Поддавшись горячке, охватившей всю контору, подозрительно осмотрел свои шкафы и Хохряков. Но там было все в порядке: «личные дела» стояли на полках, плотно прижавшись друг к другу. Хохряков только сплюснул и подложил под ножку дубового стола-ветерана другую спичечную коробку.
Тихо было лишь в кабинете главного инженера Заварухина.
…Всю последнюю неделю он находился на Ершике. Там готовились принимать из-за болота материалы для сборки звеньев — рельсы, шпалы, накладки, костыли… Уже сделан маленький тупичок — первые метры пути в тайге; поставлена «жэска», прожектора освещают два вагончика и четыре палатки.

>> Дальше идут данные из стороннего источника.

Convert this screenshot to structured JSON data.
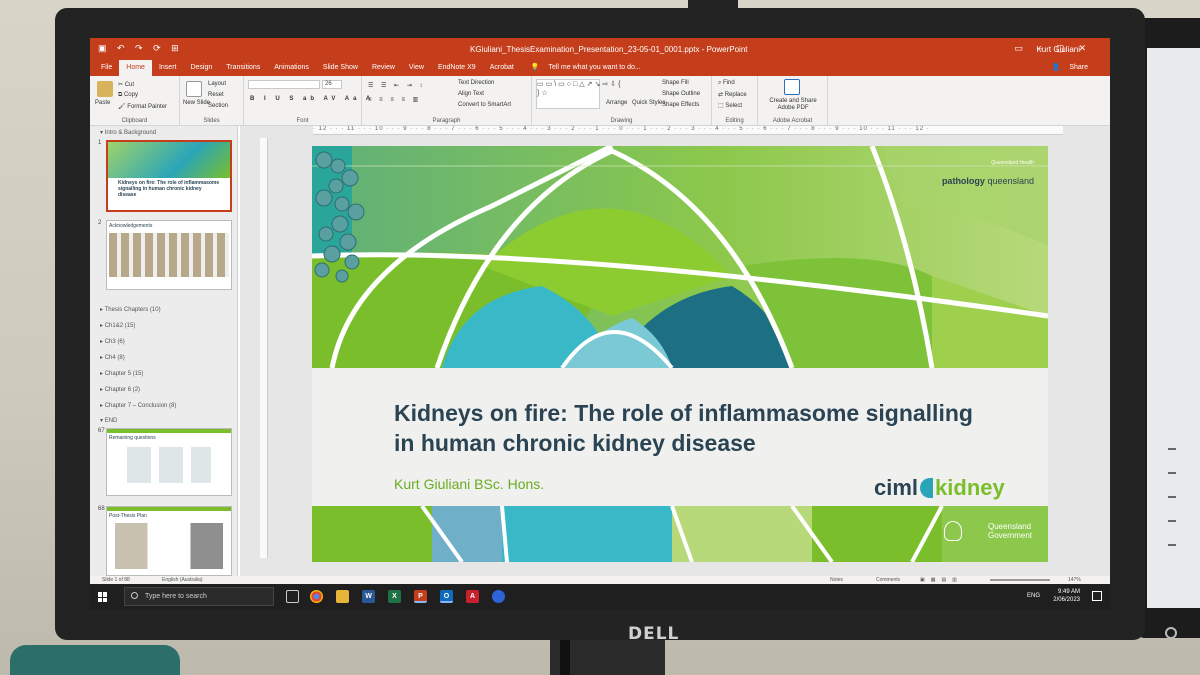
{
  "window": {
    "title": "KGiuliani_ThesisExamination_Presentation_23-05-01_0001.pptx - PowerPoint",
    "user": "Kurt Giuliani",
    "share": "Share"
  },
  "tabs": [
    "File",
    "Home",
    "Insert",
    "Design",
    "Transitions",
    "Animations",
    "Slide Show",
    "Review",
    "View",
    "EndNote X9",
    "Acrobat"
  ],
  "tell_me": "Tell me what you want to do...",
  "ribbon": {
    "clipboard": {
      "paste": "Paste",
      "cut": "Cut",
      "copy": "Copy",
      "format_painter": "Format Painter",
      "label": "Clipboard"
    },
    "slides": {
      "new_slide": "New Slide",
      "layout": "Layout",
      "reset": "Reset",
      "section": "Section",
      "label": "Slides"
    },
    "font": {
      "label": "Font",
      "size": "26"
    },
    "paragraph": {
      "text_direction": "Text Direction",
      "align_text": "Align Text",
      "smartart": "Convert to SmartArt",
      "label": "Paragraph"
    },
    "drawing": {
      "arrange": "Arrange",
      "quick_styles": "Quick Styles",
      "shape_fill": "Shape Fill",
      "shape_outline": "Shape Outline",
      "shape_effects": "Shape Effects",
      "label": "Drawing"
    },
    "editing": {
      "find": "Find",
      "replace": "Replace",
      "select": "Select",
      "label": "Editing"
    },
    "acrobat": {
      "create": "Create and Share Adobe PDF",
      "label": "Adobe Acrobat"
    }
  },
  "sections": [
    "Intro & Background",
    "Thesis Chapters (10)",
    "Ch1&2 (15)",
    "Ch3 (6)",
    "Ch4 (8)",
    "Chapter 5 (15)",
    "Chapter 6 (2)",
    "Chapter 7 – Conclusion (8)",
    "END"
  ],
  "thumbnails": [
    {
      "num": "1",
      "text": "Kidneys on fire: The role of inflammasome signalling in human chronic kidney disease"
    },
    {
      "num": "2",
      "text": "Acknowledgements"
    },
    {
      "num": "67",
      "text": "Remaining questions"
    },
    {
      "num": "68",
      "text": "Post-Thesis Plan"
    }
  ],
  "ruler": "· 12 · · · 11 · · · 10 · · · 9 · · · 8 · · · 7 · · · 6 · · · 5 · · · 4 · · · 3 · · · 2 · · · 1 · · · 0 · · · 1 · · · 2 · · · 3 · · · 4 · · · 5 · · · 6 · · · 7 · · · 8 · · · 9 · · · 10 · · · 11 · · · 12 ·",
  "slide": {
    "org_small": "Queensland Health",
    "org_pathology": "pathology",
    "org_queensland": "queensland",
    "title": "Kidneys on fire: The role of inflammasome signalling in human chronic kidney disease",
    "author": "Kurt Giuliani BSc. Hons.",
    "brand_ciml": "ciml",
    "brand_kidney": "kidney",
    "gov_line1": "Queensland",
    "gov_line2": "Government"
  },
  "status": {
    "slide": "Slide 1 of 88",
    "language": "English (Australia)",
    "notes": "Notes",
    "comments": "Comments",
    "zoom": "147%"
  },
  "taskbar": {
    "search_placeholder": "Type here to search",
    "time": "9:49 AM",
    "date": "2/06/2023",
    "lang": "ENG"
  },
  "monitor_brand": "DELL"
}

Ершик основательно не строится: здесь будет временная звеносборочная база, а когда путь дойдет до поселка Кедрового, база перекочует туда.
Но сейчас этот временный пункт в лучшем положении: обогнав железную дорогу, пока еще не прочно уложенную по серой асбестовой тропе, в Ершик пришагали-таки телеграфные столбы, и крошечный зеленый вагончик, к которому сбежались провода, звенел и звенел приветами из Шурды и Горноуральска.
— Ну что слышно? Когда приедут? — кричал в трубку Заварухин, и близкий голос Гурьянова отвечал:
— Ничего не известно, Валерий Николаевич. В тресте тоже не знают.